秦芷有些煩躁,伸手掐斷了枝條上瑟縮的花兒,斷然道:“妹妹,我不希望你跟我走得太近,這樣會害了你。你明白嗎?”
說實話,我並不明白。但看見她的表情,我知道有些事她不打算讓我知道,便不再追問:“姐姐,說吧。有什麼事要我做?”
秦芷躊躇再三,才深吸一口氣,神情變得凝重肅穆,看著我的眼睛道:“我有一封信想請妹妹幫我帶出宮去交給一個叫楊謹的人。”
我瞳孔猛地縮了一下,慢慢眯起了雙眼。送信?什麼信要她不惜要我幫忙才能送出去?
我有些猶疑,踱起了步子,思索起來。今晚秦芷對魚龍之說如數家珍,當時我就覺得有點不對勁。秦芷是縣丞之女,就算她再聰慧好學,像魚龍這樣稀有而冷僻的訊息也不應該是她會知道的。我也是在古書上看到過,以她的家境本不應該看過。
我立刻明白了,她真的只是一個小小縣丞的女兒嗎?妃嬪要送封信出去給家人朋友並不困難,她卻要避開所有人正常的途徑要我幫忙送信,這封信的內容絕對有問題。

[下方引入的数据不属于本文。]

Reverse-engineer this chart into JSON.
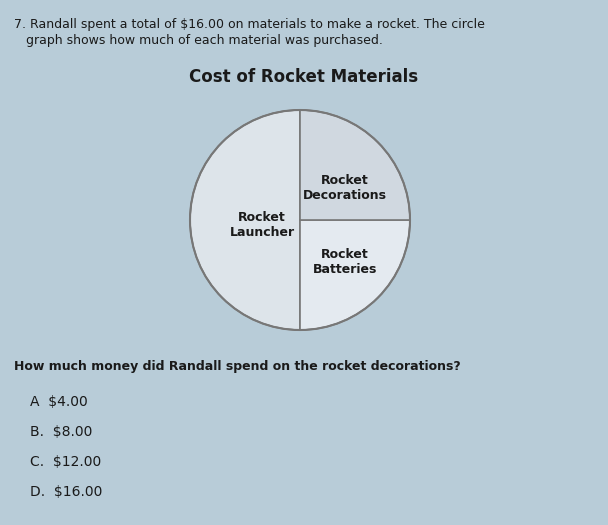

我思考再三,才回頭問她:“姐姐可以告訴我信的內容嗎?“
秦芷歉疚地看我一眼,輕輕卻堅定地搖搖頭。我早知這樣的答案,也不再追問,伸出手道:”拿來吧。我幫你。“
那是普普通通的一封白殼紙皮信封,薄薄的輕輕的,宛無一物。我捏在手裡,卻似有千斤重。
秦芷低著頭,我看不清她臉上的表情,只聽她緩緩地說著,聲調無奈而哀傷:”妹妹,我在這宮裡沒有別人可以信任,唯有你。這信十分重要,我是臨安人,京城裡沒有親人朋友,所以這封信根本送不出去。我只能來找你。妹妹聰慧過人,必然也猜到了我的身份並不像表面看起來這麼單純。只是現在還不是時候,我還不能說。總有一天,我會告訴你一切的。大恩不言謝,拜託了。“
說完,朝我深深地一鞠躬,再不多說,轉身離開。可在她起身轉頭的瞬間,我卻分明看到了那一絲晶瑩的水光。

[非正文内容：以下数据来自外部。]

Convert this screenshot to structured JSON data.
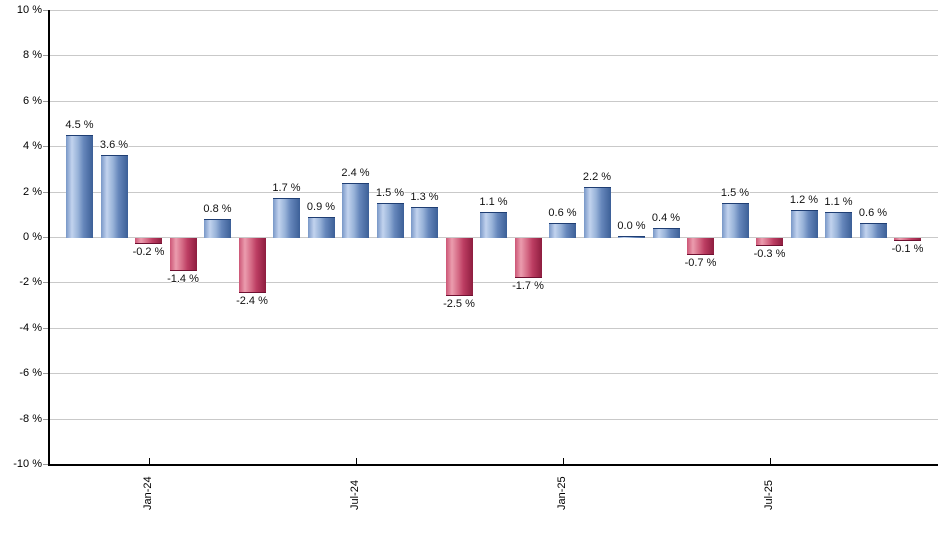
{
  "chart_data": {
    "type": "bar",
    "title": "",
    "xlabel": "",
    "ylabel": "",
    "ylim": [
      -10,
      10
    ],
    "grid": true,
    "legend": "none",
    "value_suffix": " %",
    "values": [
      {
        "v": 4.5,
        "label": "4.5 %"
      },
      {
        "v": 3.6,
        "label": "3.6 %"
      },
      {
        "v": -0.2,
        "label": "-0.2 %"
      },
      {
        "v": -1.4,
        "label": "-1.4 %"
      },
      {
        "v": 0.8,
        "label": "0.8 %"
      },
      {
        "v": -2.4,
        "label": "-2.4 %"
      },
      {
        "v": 1.7,
        "label": "1.7 %"
      },
      {
        "v": 0.9,
        "label": "0.9 %"
      },
      {
        "v": 2.4,
        "label": "2.4 %"
      },
      {
        "v": 1.5,
        "label": "1.5 %"
      },
      {
        "v": 1.3,
        "label": "1.3 %"
      },
      {
        "v": -2.5,
        "label": "-2.5 %"
      },
      {
        "v": 1.1,
        "label": "1.1 %"
      },
      {
        "v": -1.7,
        "label": "-1.7 %"
      },
      {
        "v": 0.6,
        "label": "0.6 %"
      },
      {
        "v": 2.2,
        "label": "2.2 %"
      },
      {
        "v": 0.0,
        "label": "0.0 %"
      },
      {
        "v": 0.4,
        "label": "0.4 %"
      },
      {
        "v": -0.7,
        "label": "-0.7 %"
      },
      {
        "v": 1.5,
        "label": "1.5 %"
      },
      {
        "v": -0.3,
        "label": "-0.3 %"
      },
      {
        "v": 1.2,
        "label": "1.2 %"
      },
      {
        "v": 1.1,
        "label": "1.1 %"
      },
      {
        "v": 0.6,
        "label": "0.6 %"
      },
      {
        "v": -0.1,
        "label": "-0.1 %"
      }
    ],
    "x_ticks": [
      {
        "label": "Jan-24",
        "bar_index": 2
      },
      {
        "label": "Jul-24",
        "bar_index": 8
      },
      {
        "label": "Jan-25",
        "bar_index": 14
      },
      {
        "label": "Jul-25",
        "bar_index": 20
      }
    ],
    "y_ticks": [
      {
        "v": 10,
        "label": "10 %"
      },
      {
        "v": 8,
        "label": "8 %"
      },
      {
        "v": 6,
        "label": "6 %"
      },
      {
        "v": 4,
        "label": "4 %"
      },
      {
        "v": 2,
        "label": "2 %"
      },
      {
        "v": 0,
        "label": "0 %"
      },
      {
        "v": -2,
        "label": "-2 %"
      },
      {
        "v": -4,
        "label": "-4 %"
      },
      {
        "v": -6,
        "label": "-6 %"
      },
      {
        "v": -8,
        "label": "-8 %"
      },
      {
        "v": -10,
        "label": "-10 %"
      }
    ],
    "colors": {
      "positive_bar": "#6d8fc3",
      "negative_bar": "#c2456a",
      "gridline": "#c9c9c9",
      "axis": "#000000",
      "label_text": "#111111"
    }
  }
}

秦芷走了,那一盞並蒂蓮花也跟著她走了。吟雪和含霜已經回到了我身邊,那封既平凡又不平凡的信靜靜地躺在我的袖中,像是不存在。
我在昏暗的燈光下,掐斷的枝條殘花旁站了很久,很久。
回到含章殿,我顧不上加件衣衫,就把所有人都遣了出去,自己動手給父親寫了一封家書。先是問候了爹孃兄姐,再是寫上了那個楊謹的詳細地址,一再囑咐父親一定要派忠實可靠的人把信親手送到楊謹的手中。寫完信,把秦芷那封也一起裝在大信封裡,我才叫了噙香進來,把信交給她。
我沒告訴她這封信裡有什麼,只讓她把信儘快傳出宮去,交給父親。宮中妃嬪因思念家人傳遞家書本就不是什麼值得大驚小怪的事情,以前也曾有過。因此噙香也並未察覺什麼,剛拿了信要出去,就被我叫住了。